When I crack open the door, Evan’s holding some envelopes and a white to-go cup of something. There’s a lid on top with three holes poked through it, like the lids of jars Ben uses to collect bugs from the planter at the entrance to Paradise Manor.

“First off, we got some of your mail,” Evan says, handing over a credit card bill and some grocery store coupons.

“Feel free to keep them.”

He smiles. “Second, I brought you some soup. To make you feel better.” I can smell the garlic through the lid when he holds it out to me. “My aunt owns a restaurant. They make good soup.”

“I like soup.”

“Well, yeah. Doesn’t everybody?”

I shrug.

I watch Evan take me in. “Wow, you don’t look so good.”

“Okay, then.” His words hit me hard. I shouldn’t have opened the door. I don’t need this cute boy from Hawaii to bring me soup and tell me I’m not pretty. There was a time in my life when I knew I was pretty. But I don’t feel that way right now.

“Aw, man.” He runs his hand through his hair, flustered. “Look, I’m sorry. That came out wrong. That sounded like I think you’re ugly or something. Which you’re not.” He looks down at our welcome mat. “You just look sick. That’s all.”

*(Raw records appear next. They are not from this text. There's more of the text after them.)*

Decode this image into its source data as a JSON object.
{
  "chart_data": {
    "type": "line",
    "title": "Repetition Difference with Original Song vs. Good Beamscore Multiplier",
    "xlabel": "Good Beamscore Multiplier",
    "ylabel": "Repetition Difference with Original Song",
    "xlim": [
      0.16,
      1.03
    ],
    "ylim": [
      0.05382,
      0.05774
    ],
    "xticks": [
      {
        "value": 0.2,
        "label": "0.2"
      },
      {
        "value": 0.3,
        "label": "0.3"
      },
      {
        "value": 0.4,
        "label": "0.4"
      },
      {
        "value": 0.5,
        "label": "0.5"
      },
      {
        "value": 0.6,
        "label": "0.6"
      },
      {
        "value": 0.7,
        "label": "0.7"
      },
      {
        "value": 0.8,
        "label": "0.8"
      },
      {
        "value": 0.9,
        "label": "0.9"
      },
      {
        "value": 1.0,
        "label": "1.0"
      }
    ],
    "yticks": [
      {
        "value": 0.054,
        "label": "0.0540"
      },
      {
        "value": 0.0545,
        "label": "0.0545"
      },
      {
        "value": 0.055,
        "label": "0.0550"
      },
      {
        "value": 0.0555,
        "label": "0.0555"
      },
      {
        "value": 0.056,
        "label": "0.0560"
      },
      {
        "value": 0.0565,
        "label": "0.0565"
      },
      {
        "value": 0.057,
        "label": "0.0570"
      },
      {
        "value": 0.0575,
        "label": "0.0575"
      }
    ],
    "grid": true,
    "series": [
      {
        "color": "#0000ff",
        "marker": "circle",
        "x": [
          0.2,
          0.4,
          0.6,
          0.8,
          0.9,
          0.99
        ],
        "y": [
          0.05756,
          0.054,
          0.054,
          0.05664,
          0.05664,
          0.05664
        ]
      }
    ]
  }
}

Right. Sick. I push my hair back from my face with my free hand, knotting it on top of my head without a ponytail holder.

“It’s okay,” I say.

“I just meant you seem worse today. So maybe it’s one of those things where you have to get worse before you get better.”

“Yeah, maybe.”

I pull the lid off the soup. A stream of steam hits the air between us. The smell of garlic goes from pleasant to overwhelming.

“I didn’t want it to get cold. That’s why I needed you to open up,” he says.

“Thanks, Superman.”

He grins like he’s relieved I’m calling him that. I notice dimples digging into his tan cheeks. There’s a part of me that wants to nudge my pointer finger into one of them because they’re so cute.

“I’m not Superman. Clark Kent, maybe. Not Superman.”

“Yeah, okay.” I smile.

Evan kicks the front of his flip-flop against the edge of our welcome mat.

“So did you learn to play the guitar yet?” I ask.

“Nope.” He laughs. “Did you write any songs?”

“Oh, yeah. Dozens.”

“I better pick up the pace then.” He grins and those dimples show up again. “But right now, I better go do my homework. This trigonometry class is way ahead of where we were at my old school.”

“Trig, huh? So are you a junior?”

“Yeah. You?”

“Same.” I don’t tell him I’m already in calculus and that math is the one of the few subjects I haven’t let slip.

“Well, you need to get well so you can show me around town, okay? I don’t know anybody here.”

I think about how fun that would’ve been a year ago. When I was the way I was before. I would’ve taken him to Clyde’s Coffee for frozen hot chocolate. And I would’ve shown him the strip of beach where the locals hang out and the tourists don’t. I would’ve shown him which hill it was fun to ride down on your bike, and I would’ve let go of my handlebars and let my arms fly out like wings while the wind whipped past my ears. And on a Saturday night, I would’ve taken him to a party and leaned into him so his lips would’ve been close to my ear when he talked. That move always worked. I would’ve shown him the alcove in the hallway by the auditorium at school where I used to think I could hide and nobody would find me. I would’ve shown him my world. Now, I can’t show him anything but a tiny apartment and a girl who can’t walk out the front door.